Alocasia Pink Dragon

“If there is one thing I know it is that I know nothing,” Mr. Douglas said brightly.


Mr. Douglas was that guy in the complex who waved at everyone and said “don’t take any wooden nickels.” What was the wooden nickels some oldtimey folk band? Mr. Douglas decorated his stoop every holiday and swept the sidewalk in front of his door every week. Mr. Douglas was that guy.


He also had a lot of plants, like a lot of plants, like a chaotic mini jungle in his kitchen window amount of plants. Ash had bought me a plant. Why I don’t know? To torment me I guess cause it up and died on me. I went over to Mr. Douglas’ place desperate. Deep green with bubblegum pink splashes, it had been a kind of nice plant. Sighing I looked at the sorry tangle of wilted stems and brown leaves.


“So bro you can’t save it.”


“Au contraire mon frere I just do not know if it can be saved. Let’s give it a whirl. In for a penny in for a pound, am I right? Come in. How’s your mother?” Mr. Douglas said taking the plant from my hands.


I followed his small back from the foyer to the great room. Mr. Douglas talked with every step. All the townhouses had the same layout but Mr. Douglas had grow lights and humidifiers lining his walls. Red, pinks, and innumerable green leaves splayed from every corner. Shiny metal shelves of plants greeted me. We threaded around stacks of plant books.


Unceremoniously Mr. Douglas dumped Ash’s gift on his dining room table. It plopped on the wood surface in a desiccated thump.


“Hey, hey, doesn’t that hurt?”


“Hurts less that starving to death on your window sill, Sonny. This is an alocasia variegated definitely probably Lowii maybe Amazonia. Grows in the understory,” Mr Douglas looked at my quizzical expression. “Think jungle floor dim and damp.”


As the old man talked his hands cracked and cut my poor plant. Apparently I had no root rot so there’s that. Holding up a lime green lump between his thumb and index finger, Mr Doug squealed. Apparently I also had corms and it was a big deal.


“None are so blind as he who will not see,” Mr Douglas said.
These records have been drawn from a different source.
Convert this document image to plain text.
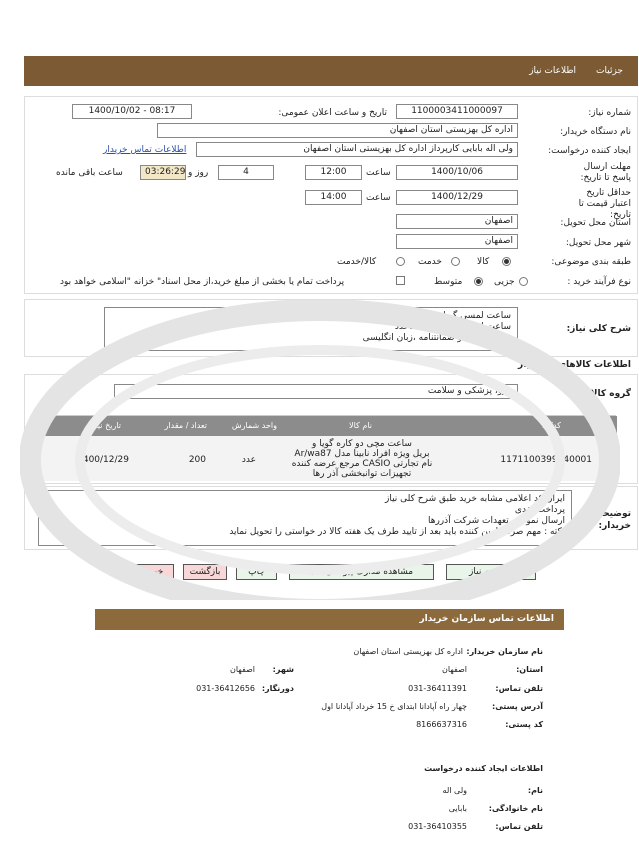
جزئیات
اطلاعات نیاز
شماره نیاز:
1100003411000097
تاریخ و ساعت اعلان عمومی:
1400/10/02 - 08:17
نام دستگاه خریدار:
اداره کل بهزیستی استان اصفهان
ایجاد کننده درخواست:
ولی اله بابایی کارپرداز اداره کل بهزیستی استان اصفهان
اطلاعات تماس خریدار
مهلت ارسال پاسخ تا تاریخ:
1400/10/06
ساعت
12:00
4
روز و
03:26:29
ساعت باقی مانده
حداقل تاریخ اعتبار قیمت تا تاریخ:
1400/12/29
ساعت
14:00
استان محل تحویل:
اصفهان
شهر محل تحویل:
اصفهان
طبقه بندی موضوعی:
کالا
خدمت
کالا/خدمت
نوع فرآیند خرید :
جزیی
متوسط
پرداخت تمام یا بخشی از مبلغ خرید،از محل اسناد" خزانه "اسلامی خواهد بود
شرح کلی نیاز:
ساعت لمسی گوپامردانه100عدد
ساعت لمسی گوپازنانه100عدد
دارای کیفیت و ضمانتنامه ،زبان انگلیسی
اطلاعات کالاهای موردنیاز
گروه کالا:
دارو، پزشکی و سلامت
ردیف
کدکالا
نام کالا
واحد شمارش
تعداد / مقدار
تاریخ نیاز
1
1171100399240001
ساعت مچی دو کاره گویا و
بریل ویژه افراد نابینا مدل Ar/wa87
نام تجارتی CASIO مرجع عرضه کننده
تجهیزات توانبخشی آذر رها
عدد
200
1400/12/29
توضیحات خریدار:
ایران کد اعلامی مشابه خرید طبق شرح کلی نیاز
پرداخت نقدی
ارسال نمونه و تعهدات شرکت آذررها
نکته : مهم صرفا تامین کننده باید بعد از تایید طرف یک هفته کالا در خواستی را تحویل نماید
پاسخ به نیاز
مشاهده مدارک پیوستی (0)
چاپ
بازگشت
خروج
اطلاعات تماس سازمان خریدار
نام سازمان خریدار:
اداره کل بهزیستی استان اصفهان
استان:
اصفهان
شهر:
اصفهان
تلفن تماس:
031-36411391
دورنگار:
031-36412656
آدرس پستی:
چهار راه آپادانا ابتدای خ 15 خرداد آپادانا اول
کد پستی:
8166637316
اطلاعات ایجاد کننده درخواست
نام:
ولی اله
نام خانوادگی:
بابایی
تلفن تماس:
031-36410355
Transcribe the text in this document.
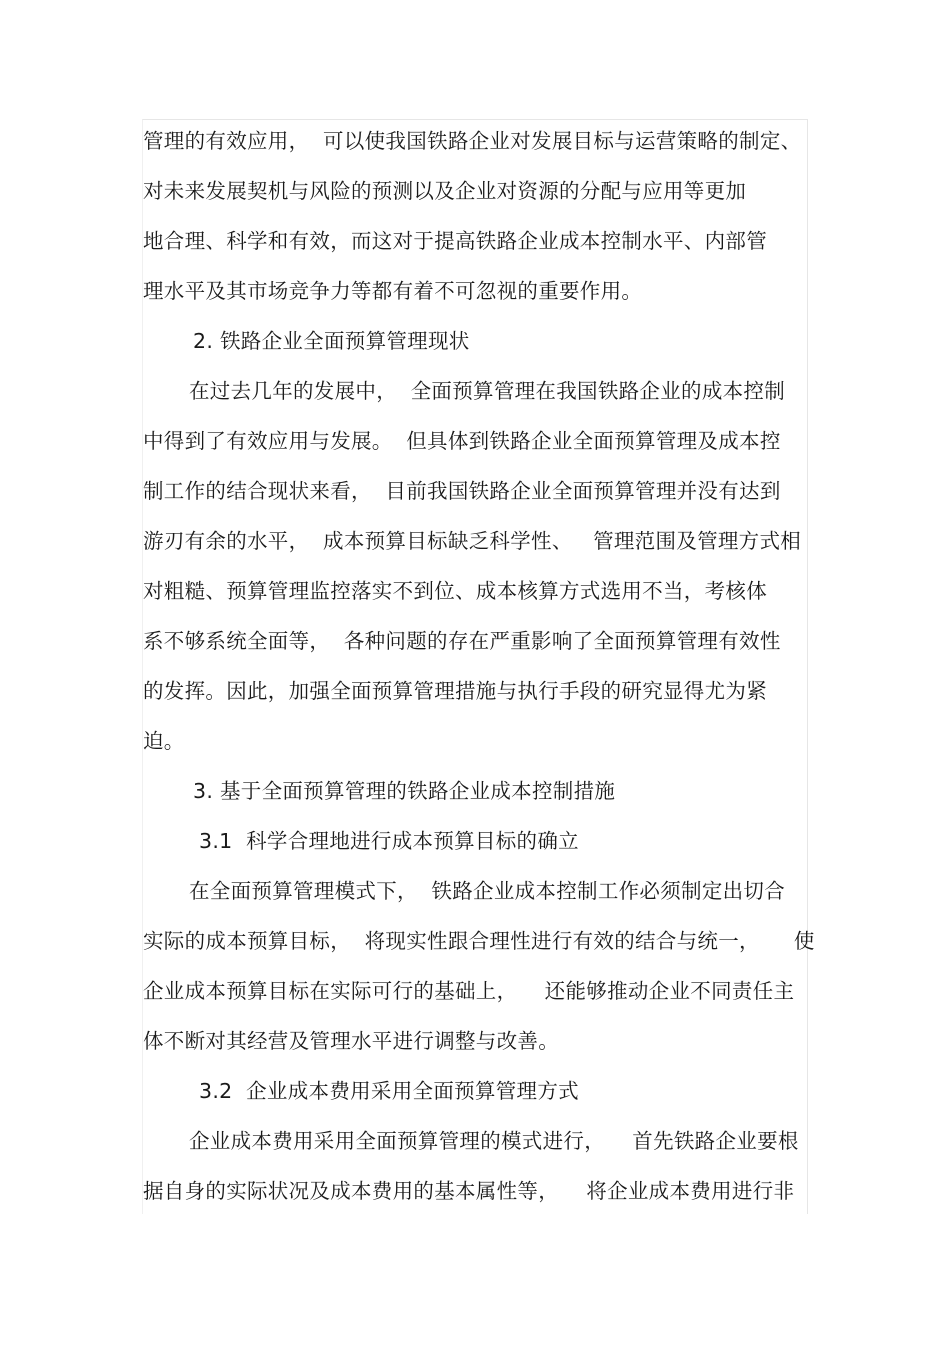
管理的有效应用，  可以使我国铁路企业对发展目标与运营策略的制定、
对未来发展契机与风险的预测以及企业对资源的分配与应用等更加
地合理、科学和有效，而这对于提高铁路企业成本控制水平、内部管
理水平及其市场竞争力等都有着不可忽视的重要作用。
2. 铁路企业全面预算管理现状
在过去几年的发展中，  全面预算管理在我国铁路企业的成本控制
中得到了有效应用与发展。  但具体到铁路企业全面预算管理及成本控
制工作的结合现状来看，  目前我国铁路企业全面预算管理并没有达到
游刃有余的水平，  成本预算目标缺乏科学性、   管理范围及管理方式相
对粗糙、预算管理监控落实不到位、成本核算方式选用不当，考核体
系不够系统全面等，  各种问题的存在严重影响了全面预算管理有效性
的发挥。因此，加强全面预算管理措施与执行手段的研究显得尤为紧
迫。
3. 基于全面预算管理的铁路企业成本控制措施
3.1  科学合理地进行成本预算目标的确立
在全面预算管理模式下，  铁路企业成本控制工作必须制定出切合
实际的成本预算目标，  将现实性跟合理性进行有效的结合与统一，     使
企业成本预算目标在实际可行的基础上，    还能够推动企业不同责任主
体不断对其经营及管理水平进行调整与改善。
3.2  企业成本费用采用全面预算管理方式
企业成本费用采用全面预算管理的模式进行，    首先铁路企业要根
据自身的实际状况及成本费用的基本属性等，    将企业成本费用进行非
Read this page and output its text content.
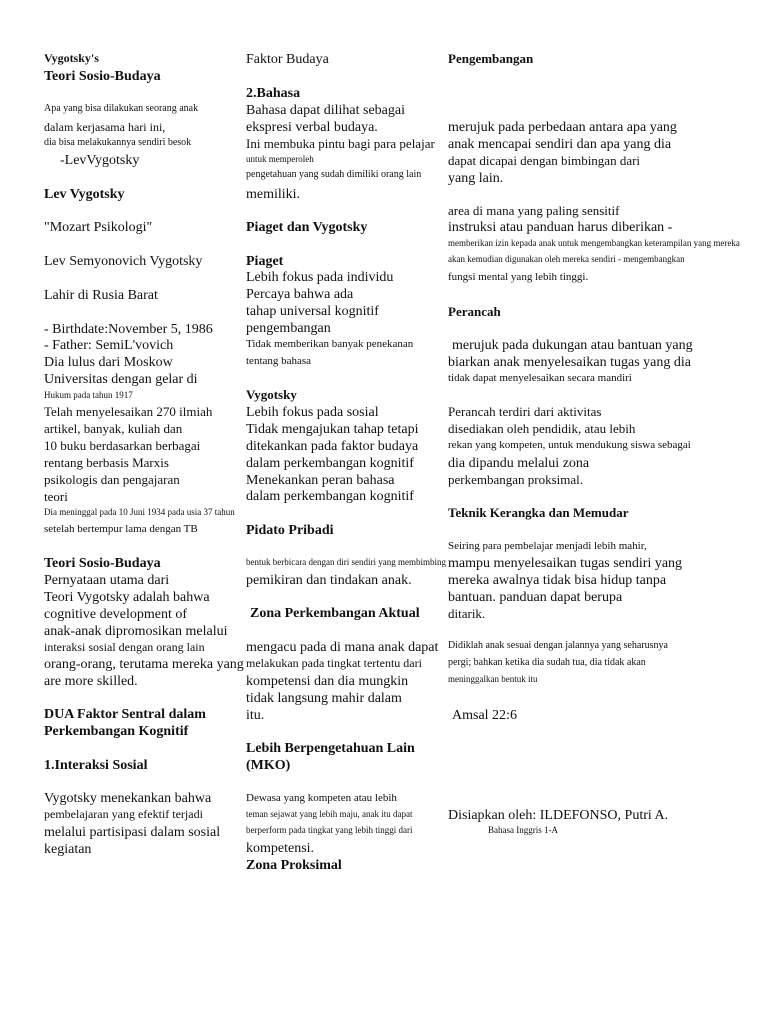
Vygotsky's
Teori Sosio-Budaya
Apa yang bisa dilakukan seorang anak
dalam kerjasama hari ini,
dia bisa melakukannya sendiri besok
-LevVygotsky
Lev Vygotsky
"Mozart Psikologi"
Lev Semyonovich Vygotsky
Lahir di Rusia Barat
- Birthdate:November 5, 1986
- Father: SemiL'vovich
Dia lulus dari Moskow
Universitas dengan gelar di
Hukum pada tahun 1917
Telah menyelesaikan 270 ilmiah
artikel, banyak, kuliah dan
10 buku berdasarkan berbagai
rentang berbasis Marxis
psikologis dan pengajaran
teori
Dia meninggal pada 10 Juni 1934 pada usia 37 tahun
setelah bertempur lama dengan TB
Teori Sosio-Budaya
Pernyataan utama dari
Teori Vygotsky adalah bahwa
cognitive development of
anak-anak dipromosikan melalui
interaksi sosial dengan orang lain
orang-orang, terutama mereka yang
are more skilled.
DUA Faktor Sentral dalam
Perkembangan Kognitif
1.Interaksi Sosial
Vygotsky menekankan bahwa
pembelajaran yang efektif terjadi
melalui partisipasi dalam sosial
kegiatan
Faktor Budaya
2.Bahasa
Bahasa dapat dilihat sebagai
ekspresi verbal budaya.
Ini membuka pintu bagi para pelajar
untuk memperoleh
pengetahuan yang sudah dimiliki orang lain
memiliki.
Piaget dan Vygotsky
Piaget
Lebih fokus pada individu
Percaya bahwa ada
tahap universal kognitif
pengembangan
Tidak memberikan banyak penekanan
tentang bahasa
Vygotsky
Lebih fokus pada sosial
Tidak mengajukan tahap tetapi
ditekankan pada faktor budaya
dalam perkembangan kognitif
Menekankan peran bahasa
dalam perkembangan kognitif
Pidato Pribadi
bentuk berbicara dengan diri sendiri yang membimbing
pemikiran dan tindakan anak.
Zona Perkembangan Aktual
mengacu pada di mana anak dapat
melakukan pada tingkat tertentu dari
kompetensi dan dia mungkin
tidak langsung mahir dalam
itu.
Lebih Berpengetahuan Lain
(MKO)
Dewasa yang kompeten atau lebih
teman sejawat yang lebih maju, anak itu dapat
berperform pada tingkat yang lebih tinggi dari
kompetensi.
Zona Proksimal
Pengembangan
merujuk pada perbedaan antara apa yang
anak mencapai sendiri dan apa yang dia
dapat dicapai dengan bimbingan dari
yang lain.
area di mana yang paling sensitif
instruksi atau panduan harus diberikan -
memberikan izin kepada anak untuk mengembangkan keterampilan yang mereka
akan kemudian digunakan oleh mereka sendiri - mengembangkan
fungsi mental yang lebih tinggi.
Perancah
merujuk pada dukungan atau bantuan yang
biarkan anak menyelesaikan tugas yang dia
tidak dapat menyelesaikan secara mandiri
Perancah terdiri dari aktivitas
disediakan oleh pendidik, atau lebih
rekan yang kompeten, untuk mendukung siswa sebagai
dia dipandu melalui zona
perkembangan proksimal.
Teknik Kerangka dan Memudar
Seiring para pembelajar menjadi lebih mahir,
mampu menyelesaikan tugas sendiri yang
mereka awalnya tidak bisa hidup tanpa
bantuan. panduan dapat berupa
ditarik.
Didiklah anak sesuai dengan jalannya yang seharusnya
pergi; bahkan ketika dia sudah tua, dia tidak akan
meninggalkan bentuk itu
Amsal 22:6
Disiapkan oleh: ILDEFONSO, Putri A.
Bahasa Inggris 1-A
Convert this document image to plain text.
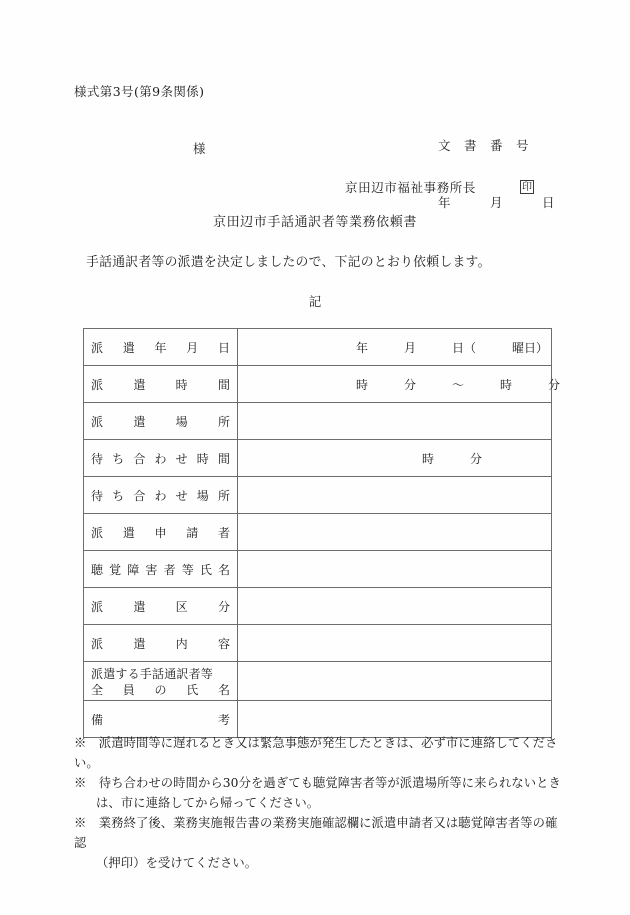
様式第3号(第9条関係)

文　書　番　号

年　　　月　　　日

様
京田辺市福祉事務所長	印
京田辺市手話通訳者等業務依頼書
手話通訳者等の派遣を決定しましたので、下記のとおり依頼します。
記
派 遣 年 月 日	年　　　月　　　日（　　　曜日）

派 遣 時 間	時　　　分　　　～　　　時　　　分

派 遣 場 所	

待 ち 合 わ せ 時 間	時　　　分

待 ち 合 わ せ 場 所

派 遣 申 請 者	

聴 覚 障 害 者 等 氏 名

派 遣 区 分	

派 遣 内 容	

派遣する手話通訳者等
全 員 の 氏 名

備 考	

※　派遣時間等に遅れるとき又は緊急事態が発生したときは、必ず市に連絡してください。
※　待ち合わせの時間から30分を過ぎても聴覚障害者等が派遣場所等に来られないとき
は、市に連絡してから帰ってください。
※　業務終了後、業務実施報告書の業務実施確認欄に派遣申請者又は聴覚障害者等の確認
（押印）を受けてください。
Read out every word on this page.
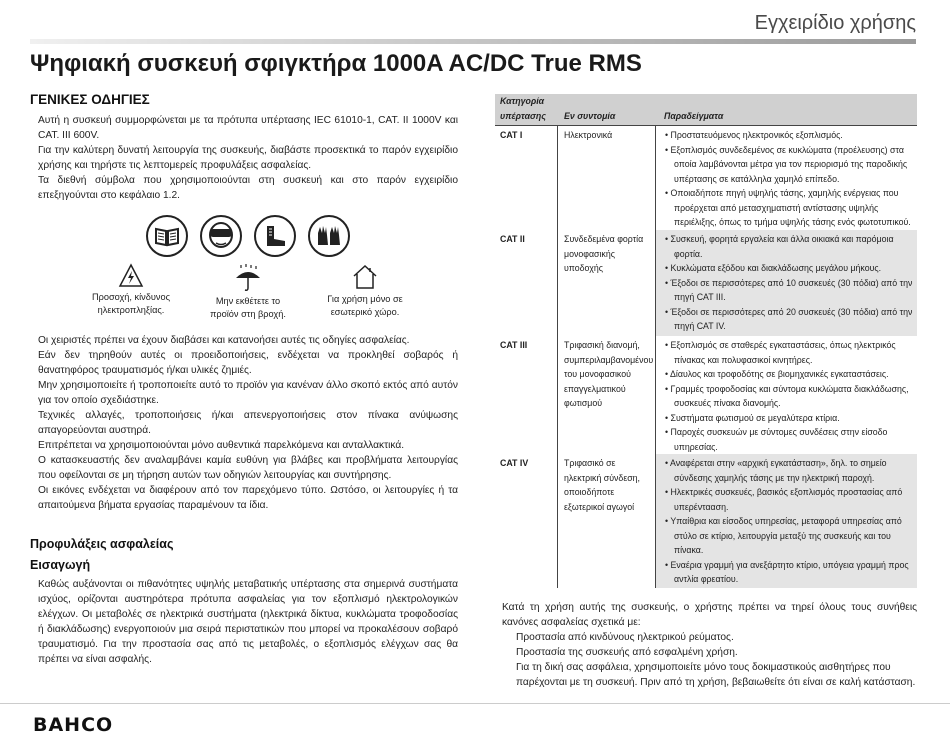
Εγχειρίδιο χρήσης
Ψηφιακή συσκευή σφιγκτήρα 1000A AC/DC True RMS
ΓΕΝΙΚΕΣ ΟΔΗΓΙΕΣ

Αυτή η συσκευή συμμορφώνεται με τα πρότυπα υπέρτασης IEC 61010-1, CAT. II 1000V και CAT. III 600V.

Για την καλύτερη δυνατή λειτουργία της συσκευής, διαβάστε προσεκτικά το παρόν εγχειρίδιο χρήσης και τηρήστε τις λεπτομερείς προφυλάξεις ασφαλείας.

Τα διεθνή σύμβολα που χρησιμοποιούνται στη συσκευή και στο παρόν εγχειρίδιο επεξηγούνται στο κεφάλαιο 1.2.

Προσοχή, κίνδυνος ηλεκτροπληξίας.
Μην εκθέτετε το προϊόν στη βροχή.
Για χρήση μόνο σε εσωτερικό χώρο.

Οι χειριστές πρέπει να έχουν διαβάσει και κατανοήσει αυτές τις οδηγίες ασφαλείας.

Εάν δεν τηρηθούν αυτές οι προειδοποιήσεις, ενδέχεται να προκληθεί σοβαρός ή θανατηφόρος τραυματισμός ή/και υλικές ζημιές.

Μην χρησιμοποιείτε ή τροποποιείτε αυτό το προϊόν για κανέναν άλλο σκοπό εκτός από αυτόν για τον οποίο σχεδιάστηκε.

Τεχνικές αλλαγές, τροποποιήσεις ή/και απενεργοποιήσεις στον πίνακα ανύψωσης απαγορεύονται αυστηρά.

Επιτρέπεται να χρησιμοποιούνται μόνο αυθεντικά παρελκόμενα και ανταλλακτικά.

Ο κατασκευαστής δεν αναλαμβάνει καμία ευθύνη για βλάβες και προβλήματα λειτουργίας που οφείλονται σε μη τήρηση αυτών των οδηγιών λειτουργίας και συντήρησης.

Οι εικόνες ενδέχεται να διαφέρουν από τον παρεχόμενο τύπο. Ωστόσο, οι λειτουργίες ή τα απαιτούμενα βήματα εργασίας παραμένουν τα ίδια.

Προφυλάξεις ασφαλείας
Εισαγωγή

Καθώς αυξάνονται οι πιθανότητες υψηλής μεταβατικής υπέρτασης στα σημερινά συστήματα ισχύος, ορίζονται αυστηρότερα πρότυπα ασφαλείας για τον εξοπλισμό ηλεκτρολογικών ελέγχων. Οι μεταβολές σε ηλεκτρικά συστήματα (ηλεκτρικά δίκτυα, κυκλώματα τροφοδοσίας ή διακλάδωσης) ενεργοποιούν μια σειρά περιστατικών που μπορεί να προκαλέσουν σοβαρό τραυματισμό. Για την προστασία σας από τις μεταβολές, ο εξοπλισμός ελέγχων σας θα πρέπει να είναι ασφαλής.

Κατηγορία υπέρτασης	Εν συντομία	Παραδείγματα
CAT I	Ηλεκτρονικά
•	Προστατευόμενος ηλεκτρονικός εξοπλισμός.
• Εξοπλισμός συνδεδεμένος σε κυκλώματα (προέλευσης) στα οποία λαμβάνονται μέτρα για τον περιορισμό της παροδικής υπέρτασης σε κατάλληλα χαμηλό επίπεδο.
• Οποιαδήποτε πηγή υψηλής τάσης, χαμηλής ενέργειας που προέρχεται από μετασχηματιστή αντίστασης υψηλής περιέλιξης, όπως το τμήμα υψηλής τάσης ενός φωτοτυπικού.
CAT II	Συνδεδεμένα φορτία μονοφασικής υποδοχής
• Συσκευή, φορητά εργαλεία και άλλα οικιακά και παρόμοια φορτία.
• Κυκλώματα εξόδου και διακλάδωσης μεγάλου μήκους.
• Έξοδοι σε περισσότερες από 10 συσκευές (30 πόδια) από την πηγή CAT III.
• Έξοδοι σε περισσότερες από 20 συσκευές (30 πόδια) από την πηγή CAT IV.
CAT III	Τριφασική διανομή, συμπεριλαμβανομένου του μονοφασικού επαγγελματικού φωτισμού
• Εξοπλισμός σε σταθερές εγκαταστάσεις, όπως ηλεκτρικός πίνακας και πολυφασικοί κινητήρες.
• Δίαυλος και τροφοδότης σε βιομηχανικές εγκαταστάσεις.
• Γραμμές τροφοδοσίας και σύντομα κυκλώματα διακλάδωσης, συσκευές πίνακα διανομής.
• Συστήματα φωτισμού σε μεγαλύτερα κτίρια.
• Παροχές συσκευών με σύντομες συνδέσεις στην είσοδο υπηρεσίας.
CAT IV	Τριφασικό σε ηλεκτρική σύνδεση, οποιοδήποτε εξωτερικοί αγωγοί
• Αναφέρεται στην «αρχική εγκατάσταση», δηλ. το σημείο σύνδεσης χαμηλής τάσης με την ηλεκτρική παροχή.
• Ηλεκτρικές συσκευές, βασικός εξοπλισμός προστασίας από υπερέντααση.
• Υπαίθρια και είσοδος υπηρεσίας, μεταφορά υπηρεσίας από στύλο σε κτίριο, λειτουργία μεταξύ της συσκευής και του πίνακα.
• Εναέρια γραμμή για ανεξάρτητο κτίριο, υπόγεια γραμμή προς αντλία φρεατίου.

Κατά τη χρήση αυτής της συσκευής, ο χρήστης πρέπει να τηρεί όλους τους συνήθεις κανόνες ασφαλείας σχετικά με:

Προστασία από κινδύνους ηλεκτρικού ρεύματος.
Προστασία της συσκευής από εσφαλμένη χρήση.
Για τη δική σας ασφάλεια, χρησιμοποιείτε μόνο τους δοκιμαστικούς αισθητήρες που παρέχονται με τη συσκευή. Πριν από τη χρήση, βεβαιωθείτε ότι είναι σε καλή κατάσταση.
BAHCO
He transferred the failed mother parent to a glass vase and planted the little lumpy items in a small pot of spaghum moss. Soft and earthy, the dried moss tickled my fingers. I wanted to pay him for help. His cheeks flamed red and he kept saying he wouldn’t hear of it.


“Well I guess you just love plants.”


“Not really. It was my late wife’s thing. I’m just keeping them up for well you know,”

Mr Douglas said. “Keep your moss moist and you will have new props in no time. For mama plant you can transfer her to soil in a few weeks.”


Wondering about the “well you know,” I walked back home with my plant and her babies. The alocasia was already perking up. Ash would be so proud.